Es waren dramatische Tage in der Medienrepublik Deutschland, als der russische Auslandssender RT DE am frühen Morgen des 16. Dezember 2021 ein TV-Programm in deutscher Sprache auszustrahlen begann, ohne dafür hierzulande eine Lizenz erworben zu haben, wie es geboten gewesen wäre. Nach nur fünf Stunden war der Spuk via Satellitenverbreitung vorbei; im Netz ging die Propagandaschau Made in Moscow aber noch eine ganze Weile weiter. Bis heute sind Politik und Gerichte damit beschäftigt und ganz besonders jene Behörde, die den Sendestopp veranlasst hat.

Die von Eva Flecken geleitete Medienanstalt Berlin-Brandenburg (MABB) gab aus Sicht ihrer Kritiker in der Causa RT DE ein unrühmliches Bild ab. Katz-und-Maus hätten die Russen mit ihr gespielt. Sogar die Systemfrage wurde gestellt: Nicht mehr zeitgemäß sei die föderale Medienregulierung angesichts der Konflikte mit global agierenden Medien wie dem kremlfinanzierten RT oder Google.

Fragen wir also nach: Wie effektiv ist Eva Fleckens Prüfapparat? Wer ist die Katze und wer die Maus im Spiel mit RT DE? Und wie wird man das eigentlich, mit nicht mal 40 eine der einflussreichsten Medienaufseherinnen des Landes?

„Wie bin ich dahin gekommen? Das weiß ich auch nicht so genau“, gibt sich Eva Flecken fröhlich ratlos. Als sie mit 19 zu studieren anfing, ging sie „sicherlich nicht“ davon aus, dass sie mal „Teil der staatsfernen Medienaufsicht“ wird. 20 Jahre später – im März feierte die gebürtige Krefelderin ihren 39sten – gehört sie zum Kreis aus vier Direktorinnen und zehn Direktoren, deren Medienanstalten darüber bestimmen, welcher private Veranstalter seine Inhalte in Radio, TV und Internet verbreiten darf. Auch wenn die promovierte Kommunikationswissenschaftlerin die Jüngste von ihnen ist, verfügt sie über medienregulatorische Kenntnis wie ein alter Hase.

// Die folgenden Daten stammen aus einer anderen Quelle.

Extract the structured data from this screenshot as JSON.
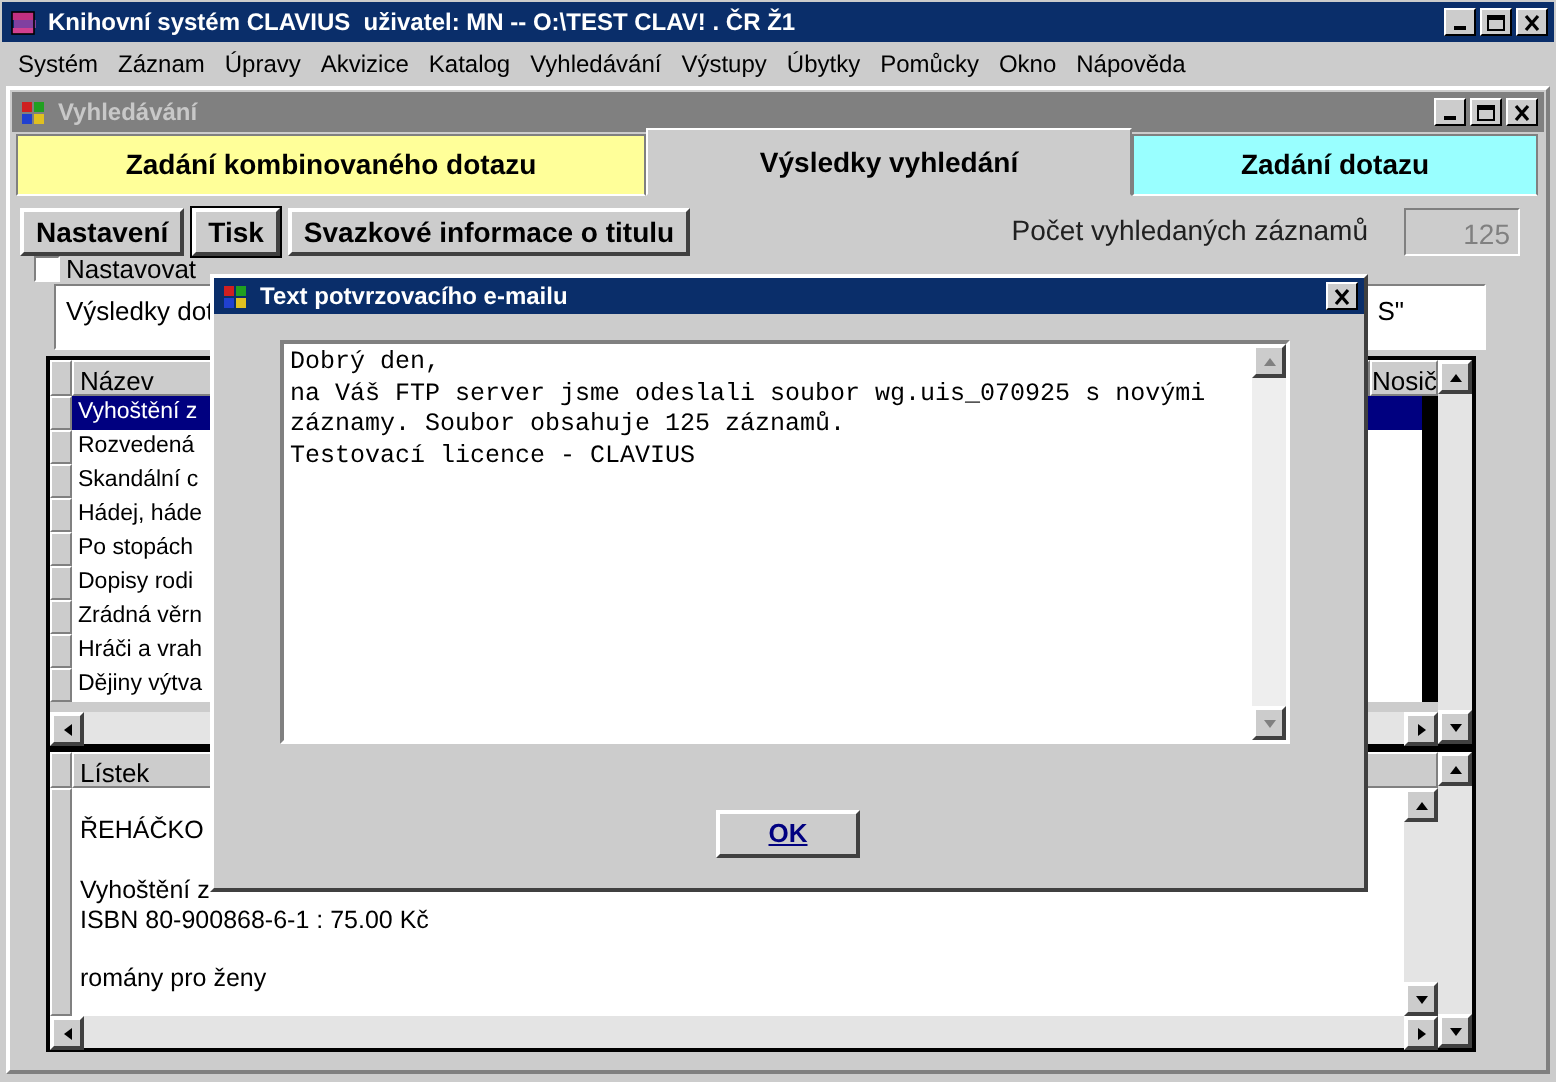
{
  "app_window": {
    "title": "Knihovní systém CLAVIUS  uživatel: MN -- O:\\TEST CLAV! . ČR Ž1"
  },
  "menu": [
    "Systém",
    "Záznam",
    "Úpravy",
    "Akvizice",
    "Katalog",
    "Vyhledávání",
    "Výstupy",
    "Úbytky",
    "Pomůcky",
    "Okno",
    "Nápověda"
  ],
  "child_window": {
    "title": "Vyhledávání"
  },
  "tabs": [
    {
      "label": "Zadání kombinovaného dotazu",
      "selected": false,
      "color": "#ffff99"
    },
    {
      "label": "Výsledky vyhledání",
      "selected": true,
      "color": "#cccccc"
    },
    {
      "label": "Zadání dotazu",
      "selected": false,
      "color": "#99ffff"
    }
  ],
  "toolbar": {
    "buttons": [
      {
        "label": "Nastavení",
        "selected": false
      },
      {
        "label": "Tisk",
        "selected": true
      },
      {
        "label": "Svazkové informace o titulu",
        "selected": false
      }
    ],
    "count_label": "Počet vyhledaných záznamů",
    "count_value": "125"
  },
  "checkbox": {
    "label": "Nastavovat",
    "checked": false
  },
  "query_summary": {
    "text_left": "Výsledky dot",
    "text_right": "S\""
  },
  "results_table": {
    "columns": [
      "Název",
      "Nosič"
    ],
    "rows": [
      {
        "title": "Vyhoštění z",
        "selected": true
      },
      {
        "title": "Rozvedená",
        "selected": false
      },
      {
        "title": "Skandální c",
        "selected": false
      },
      {
        "title": "Hádej, háde",
        "selected": false
      },
      {
        "title": "Po stopách",
        "selected": false
      },
      {
        "title": "Dopisy rodi",
        "selected": false
      },
      {
        "title": "Zrádná věrn",
        "selected": false
      },
      {
        "title": "Hráči a vrah",
        "selected": false
      },
      {
        "title": "Dějiny výtva",
        "selected": false
      }
    ]
  },
  "card_panel": {
    "heading": "Lístek",
    "paragraphs": [
      [
        "ŘEHÁČKO"
      ],
      [
        "Vyhoštění z",
        "ISBN 80-900868-6-1 : 75.00 Kč"
      ],
      [
        "romány pro ženy"
      ]
    ]
  },
  "dialog": {
    "title": "Text potvrzovacího e-mailu",
    "body": "Dobrý den,\nna Váš FTP server jsme odeslali soubor wg.uis_070925 s novými\nzáznamy. Soubor obsahuje 125 záznamů.\nTestovací licence - CLAVIUS",
    "ok_button": "OK"
  }
}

Plattformregulierung? Was das so ganz genau ist, davon hatte die MABB-Chefin zunächst keine Ahnung, als sie sich 2010 nach Studium und Promotion in Münster und Wien auf eine Stelle in der Gemeinsamen Geschäftsstelle der Landesmedienanstalten in Berlin bewarb. Sie, die eigentlich ihre berufliche Zukunft im Journalistischen sah und in ihrer Doktorarbeit die feministische Theorie vom Geschlecht als sozialem Konstrukt kommunikationstheoretisch zerpflückte, kämpfte sich zur Vorbereitung durch den Rundfunkstaatsvertrag und, voilà, schaffte es „irgendwie durch die Bewerbungsgespräche“. Am Regulatorischen fand sie zunehmend Gefallen. Von 2013 an war sie bei der MABB zuständig für digitale Projekte sowie Netz- und Medienpolitik – und wurde von Gründungsdirektor Hans Hege kräftig gefördert.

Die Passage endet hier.